Investing Where It Counts

If you want to transform your culture, put your resources into developing your front-line and middle managers. These people turn your company values from words into daily realities for your teams:

  1. Coach them well. Give managers the skills they need to create the culture you want. Management is a skill that needs development, not just a title.

  2. Reward the right behaviors. What gets measured gets done. If you want managers to focus on employee growth, creating safe spaces for honest discussion, or encouraging new ideas, include these in their performance reviews and rewards.

  3. Help them learn from each other. Create opportunities where managers can share what works and what doesn't when implementing culture changes.

  4. Lead by example. Show the culture you want through how you treat your own team members.

Moving Beyond Top-Down Approaches

Traditional approaches like new mission statements, posters of company values, or company-wide trainings rarely create lasting change on their own. While they signal what matters, real transformation happens in the thousands of daily interactions between employees and their supervisors.

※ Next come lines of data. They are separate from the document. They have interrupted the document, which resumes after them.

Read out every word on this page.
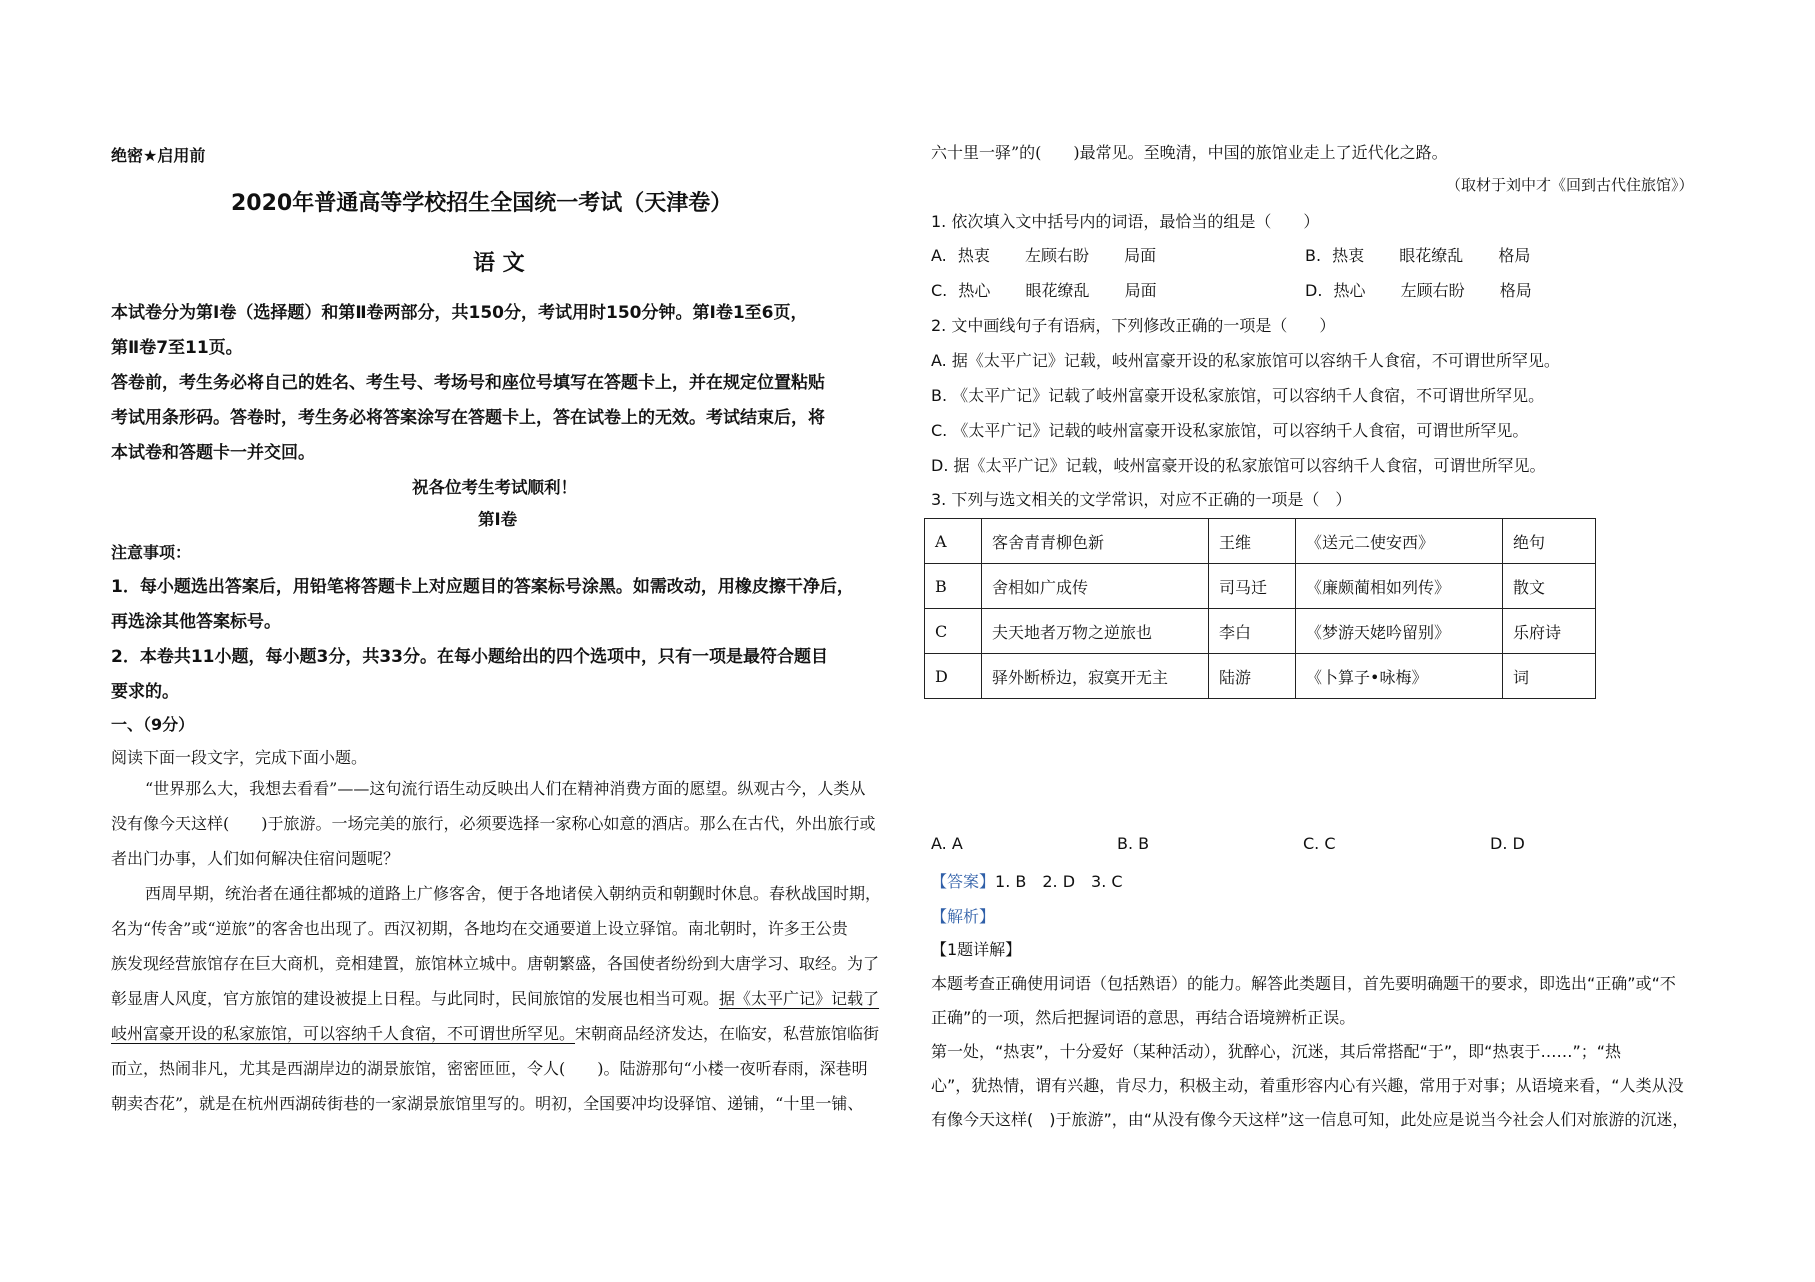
绝密★启用前
2020年普通高等学校招生全国统一考试（天津卷）
语 文
本试卷分为第Ⅰ卷（选择题）和第Ⅱ卷两部分，共150分，考试用时150分钟。第Ⅰ卷1至6页，
第Ⅱ卷7至11页。
答卷前，考生务必将自己的姓名、考生号、考场号和座位号填写在答题卡上，并在规定位置粘贴
考试用条形码。答卷时，考生务必将答案涂写在答题卡上，答在试卷上的无效。考试结束后，将
本试卷和答题卡一并交回。
祝各位考生考试顺利！
第Ⅰ卷
注意事项：
1．每小题选出答案后，用铅笔将答题卡上对应题目的答案标号涂黑。如需改动，用橡皮擦干净后，
再选涂其他答案标号。
2．本卷共11小题，每小题3分，共33分。在每小题给出的四个选项中，只有一项是最符合题目
要求的。
一、（9分）
阅读下面一段文字，完成下面小题。
“世界那么大，我想去看看”——这句流行语生动反映出人们在精神消费方面的愿望。纵观古今，人类从
没有像今天这样(　　)于旅游。一场完美的旅行，必须要选择一家称心如意的酒店。那么在古代，外出旅行或
者出门办事，人们如何解决住宿问题呢？
西周早期，统治者在通往都城的道路上广修客舍，便于各地诸侯入朝纳贡和朝觐时休息。春秋战国时期，
名为“传舍”或“逆旅”的客舍也出现了。西汉初期，各地均在交通要道上设立驿馆。南北朝时，许多王公贵
族发现经营旅馆存在巨大商机，竞相建置，旅馆林立城中。唐朝繁盛，各国使者纷纷到大唐学习、取经。为了
彰显唐人风度，官方旅馆的建设被提上日程。与此同时，民间旅馆的发展也相当可观。据《太平广记》记载了
岐州富豪开设的私家旅馆，可以容纳千人食宿，不可谓世所罕见。宋朝商品经济发达，在临安，私营旅馆临街
而立，热闹非凡，尤其是西湖岸边的湖景旅馆，密密匝匝，令人(　　)。陆游那句“小楼一夜听春雨，深巷明
朝卖杏花”，就是在杭州西湖砖街巷的一家湖景旅馆里写的。明初，全国要冲均设驿馆、递铺，“十里一铺、
六十里一驿”的(　　)最常见。至晚清，中国的旅馆业走上了近代化之路。
（取材于刘中才《回到古代住旅馆》）
1. 依次填入文中括号内的词语，最恰当的组是（　　）
A. 热衷 左顾右盼 局面	B. 热衷 眼花缭乱 格局
C. 热心 眼花缭乱 局面	D. 热心 左顾右盼 格局
2. 文中画线句子有语病，下列修改正确的一项是（　　）
A. 据《太平广记》记载，岐州富豪开设的私家旅馆可以容纳千人食宿，不可谓世所罕见。
B. 《太平广记》记载了岐州富豪开设私家旅馆，可以容纳千人食宿，不可谓世所罕见。
C. 《太平广记》记载的岐州富豪开设私家旅馆，可以容纳千人食宿，可谓世所罕见。
D. 据《太平广记》记载，岐州富豪开设的私家旅馆可以容纳千人食宿，可谓世所罕见。
3. 下列与选文相关的文学常识，对应不正确的一项是（　）
A	客舍青青柳色新	王维	《送元二使安西》	绝句
B	舍相如广成传	司马迁	《廉颇蔺相如列传》	散文
C	夫天地者万物之逆旅也	李白	《梦游天姥吟留别》	乐府诗
D	驿外断桥边，寂寞开无主	陆游	《卜算子•咏梅》	词
A. A	B. B	C. C	D. D
【答案】1. B　2. D　3. C
【解析】
【1题详解】
本题考查正确使用词语（包括熟语）的能力。解答此类题目，首先要明确题干的要求，即选出“正确”或“不
正确”的一项，然后把握词语的意思，再结合语境辨析正误。
第一处，“热衷”，十分爱好（某种活动），犹醉心，沉迷，其后常搭配“于”，即“热衷于……”；“热
心”，犹热情，谓有兴趣，肯尽力，积极主动，着重形容内心有兴趣，常用于对事；从语境来看，“人类从没
有像今天这样(　)于旅游”，由“从没有像今天这样”这一信息可知，此处应是说当今社会人们对旅游的沉迷，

By the way, any employee with a modicum of job experience has gone through a myriad of restructurings, and "change" efforts. They can tell if it is real or just a new coat of paint. 

By developing your managers, you create a ripple effect. Each improved supervisor-employee relationship spreads through teams, departments, and eventually, the whole organization. If their supervisors are getting improvement efforts, they will see that in their daily lives and believe that the effort is real. That will show up in their daily work.

Seeing Real Progress

When your next employee survey comes around, you'll likely see better results from this approach than from any top-down program. But more importantly, you'll notice practical changes: more new ideas, people staying longer, better customer relationships, and teams that truly live your values.

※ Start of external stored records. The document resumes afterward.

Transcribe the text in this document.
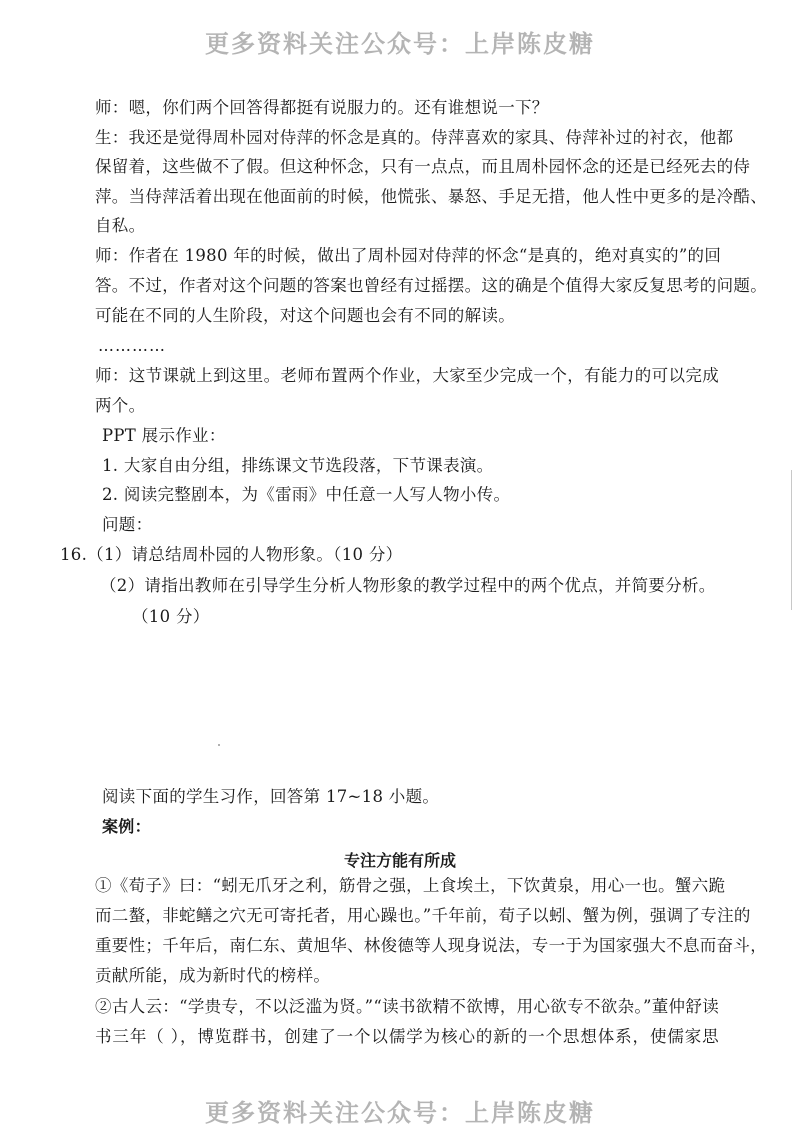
更多资料关注公众号：上岸陈皮糖
师：嗯，你们两个回答得都挺有说服力的。还有谁想说一下？
生：我还是觉得周朴园对侍萍的怀念是真的。侍萍喜欢的家具、侍萍补过的衬衣，他都
保留着，这些做不了假。但这种怀念，只有一点点，而且周朴园怀念的还是已经死去的侍
萍。当侍萍活着出现在他面前的时候，他慌张、暴怒、手足无措，他人性中更多的是冷酷、
自私。
师：作者在 1980 年的时候，做出了周朴园对侍萍的怀念“是真的，绝对真实的”的回
答。不过，作者对这个问题的答案也曾经有过摇摆。这的确是个值得大家反复思考的问题。
可能在不同的人生阶段，对这个问题也会有不同的解读。
…………
师：这节课就上到这里。老师布置两个作业，大家至少完成一个，有能力的可以完成
两个。
PPT 展示作业：
1. 大家自由分组，排练课文节选段落，下节课表演。
2. 阅读完整剧本，为《雷雨》中任意一人写人物小传。
问题：
16.（1）请总结周朴园的人物形象。（10 分）
（2）请指出教师在引导学生分析人物形象的教学过程中的两个优点，并简要分析。
（10 分）
阅读下面的学生习作，回答第 17~18 小题。
案例：
专注方能有所成
①《荀子》曰：“蚓无爪牙之利，筋骨之强，上食埃土，下饮黄泉，用心一也。蟹六跪
而二螯，非蛇鳝之穴无可寄托者，用心躁也。”千年前，荀子以蚓、蟹为例，强调了专注的
重要性；千年后，南仁东、黄旭华、林俊德等人现身说法，专一于为国家强大不息而奋斗，
贡献所能，成为新时代的榜样。
②古人云：“学贵专，不以泛滥为贤。”“读书欲精不欲博，用心欲专不欲杂。”董仲舒读
书三年（ ），博览群书，创建了一个以儒学为核心的新的一个思想体系，使儒家思
更多资料关注公众号：上岸陈皮糖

I also guarantee that the answer you are getting back do not mean what you think they do. And any centralize approach to respond to the survey is doomed to failure. As a manager, I got my best intel when I leaned in and asked more directly what the questions meant to they when they were answering. Did this break anyonmity? Yeah, for some. But was I able to actually respond to their needs? Absolutely.

Changing workplace culture isn't about big announcements – it's about consistent behaviors at every level of your organization, starting with those who most directly shape employees' daily experiences.

What steps are you taking to help your supervisors become champions of positive culture change?